What is the next step for Resortecs — and what do you need to get there?
Right now we are making the very expected, but also very difficult transition from the start-up to scale-up stage. Our team has grown a lot. When I joined two years ago, I was the third full-time employee, and now we are 17. So the growth is huge, huge, huge. And I think that right now is an exciting and also challenging moment, because we need to make sure that everything that I've been mentioning about impact, about the difficult decisions that we make and how we run the business, all stays the same. So really keeping the company's identity and purpose as we grow.
Another big challenge is that now is also the time to create an ecosystem, connecting sorters and recyclers, to ensure that the infrastructure for a circular future is in place when the entire industry makes the shift to a circular production model. We’ve been working hard to expand our influence towards policymakers, while pushing brands to go beyond the PR stunt or capsule collection approach. We are quite privileged, because we have worked with over 50 of the biggest names in the world of fashion. Everyone that has tested our solution knows it works, but many are still afraid of the lack of infrastructure for circularity. They're implementing our solutions too slowly. But I think that the recent legislation changes and our efforts to connect brands with sorters and recyclers is lighting a fire underneath their seats. They are feeling the heat, and they know it’s time to make a serious commitment to the circular economy.
Lastly, what is the main message you want to share with both producers and consumers alike?
That circular innovations are not happening in the future—these things are happening now. It’s very encouraging to see the diversity of smart and passionate people who are developing circular solutions today. I don't know if we can avoid a climate crisis, but I'm optimistic about how creatively and smartly we can manage and adapt to it.
I think the biggest power we have as individuals and consumers is to push brands in the direction we want. We can also reduce our consumption. So really reusing the things you already have, thinking three times before you buy something new. And when you finally buy something, do your homework. I think that brands are the ones who should be held responsible for making their products more sustainable and easier to disassemble and recycle, but I think that we, consumers, still can do our bit in researching the companies we buy from and understanding who is making the things you're wearing.
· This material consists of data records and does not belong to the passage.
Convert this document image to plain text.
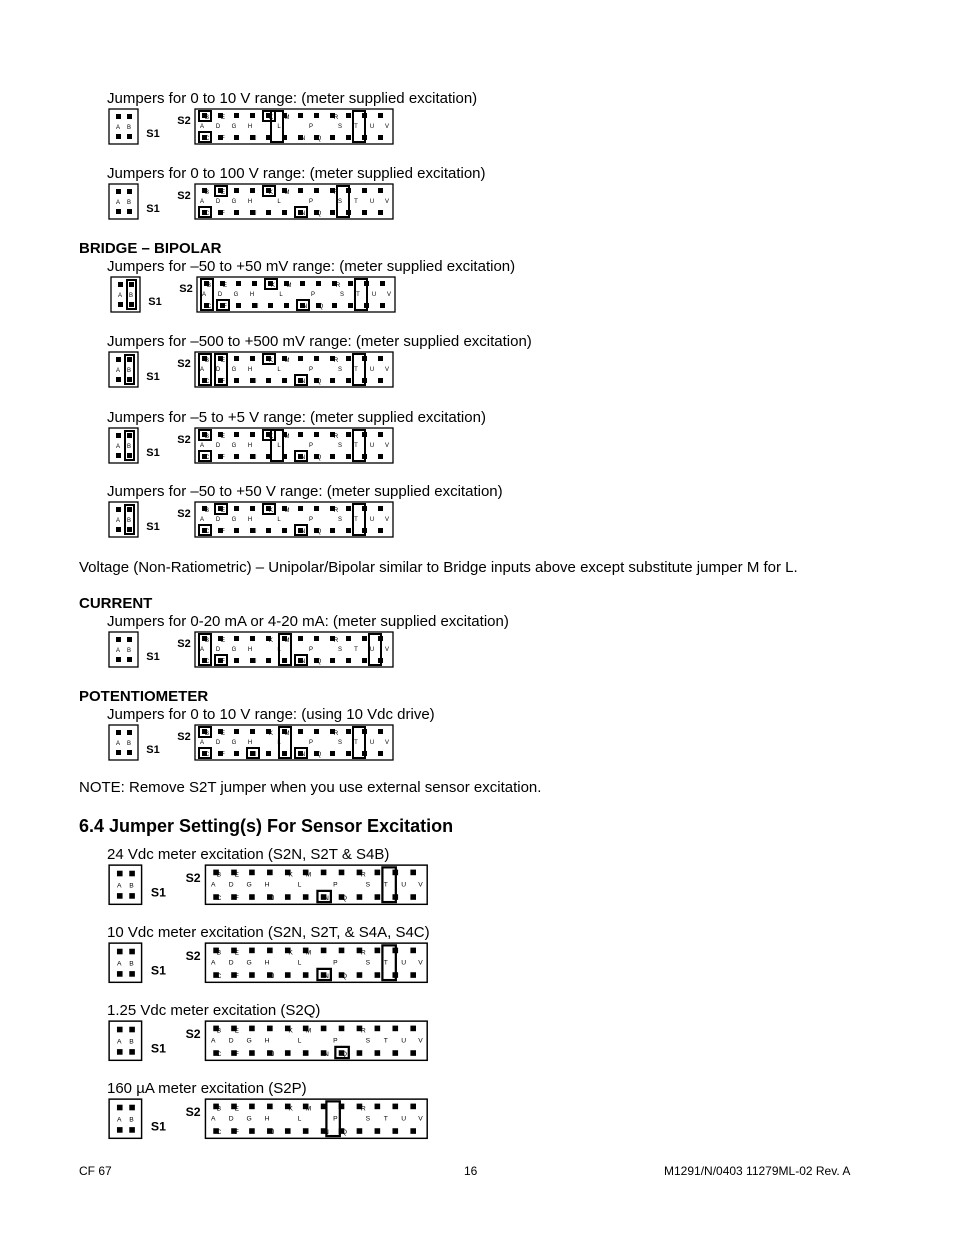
Jumpers for 0 to 10 V range: (meter supplied excitation)
Jumpers for 0 to 100 V range: (meter supplied excitation)
BRIDGE – BIPOLAR
Jumpers for –50 to +50 mV range: (meter supplied excitation)
Jumpers for –500 to +500 mV range: (meter supplied excitation)
Jumpers for –5 to +5 V range: (meter supplied excitation)
Jumpers for –50 to +50 V range: (meter supplied excitation)
Voltage (Non-Ratiometric) – Unipolar/Bipolar similar to Bridge inputs above except substitute jumper M for L.
CURRENT
Jumpers for 0-20 mA or 4-20 mA: (meter supplied excitation)
POTENTIOMETER
Jumpers for 0 to 10 V range: (using 10 Vdc drive)
NOTE: Remove S2T jumper when you use external sensor excitation.
6.4 Jumper Setting(s) For Sensor Excitation
24 Vdc meter excitation (S2N, S2T & S4B)
10 Vdc meter excitation (S2N, S2T, & S4A, S4C)
1.25 Vdc meter excitation (S2Q)
160 µA meter excitation (S2P)
A B S1
S2 B E	K M	R
A D G H	L	P	S T U V
C F	J	N Q
A B S1
S2 B E	K M	R
A D G H	L	P	S T U V
C F	J	N Q
A B S1
S2 B E	K M	R
A D G H	L	P	S T U V
C F	J	N Q
A B S1
S2 B E	K M	R
A D G H	L	P	S T U V
C F	J	N Q
A B S1
S2 B E	K M	R
A D G H	L	P	S T U V
C F	J	N Q
A B S1
S2 B E	K M	R
A D G H	L	P	S T U V
C F	J	N Q
A B S1
S2 B E	K M	R
A D G H	L	P	S T U V
C F	J	N Q
A B S1
S2 B E	K M	R
A D G H	L	P	S T U V
C F	J	N Q
A B S1
S2	B E	K M	R
A D G H	L	P	S T U V
C F	J	N Q
A B S1
S2	B E	K M	R
A D G H	L	P	S T U V
C F	J	N Q
A B S1
S2	B E	K M	R
A D G H	L	P	S T U V
C F	J	N Q
A B S1
S2	B E	K M	R
A D G H	L	P	S T U V
C F	J	N Q
CF 67	16	M1291/N/0403 11279ML-02 Rev. A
Of course, sustainable or circular options can sometimes be more expensive. So I understand that there's a notion of privilege there as well. But I think that educating yourself is the key. And for each person it might be a different solution. Is it going to be a matter of buying secondhand? Is it going to be repairing your clothes? Is it going to be washing them a little bit less so they last longer? Each person has the capability to understand their own context and make the best decision.
For designers, I think it’s just a matter of continuing to develop innovations and solutions. Collaboration is key, and the bigger the number of innovations that brands have at hand, the more governments see that these innovations already exist, the faster the circular transition will be.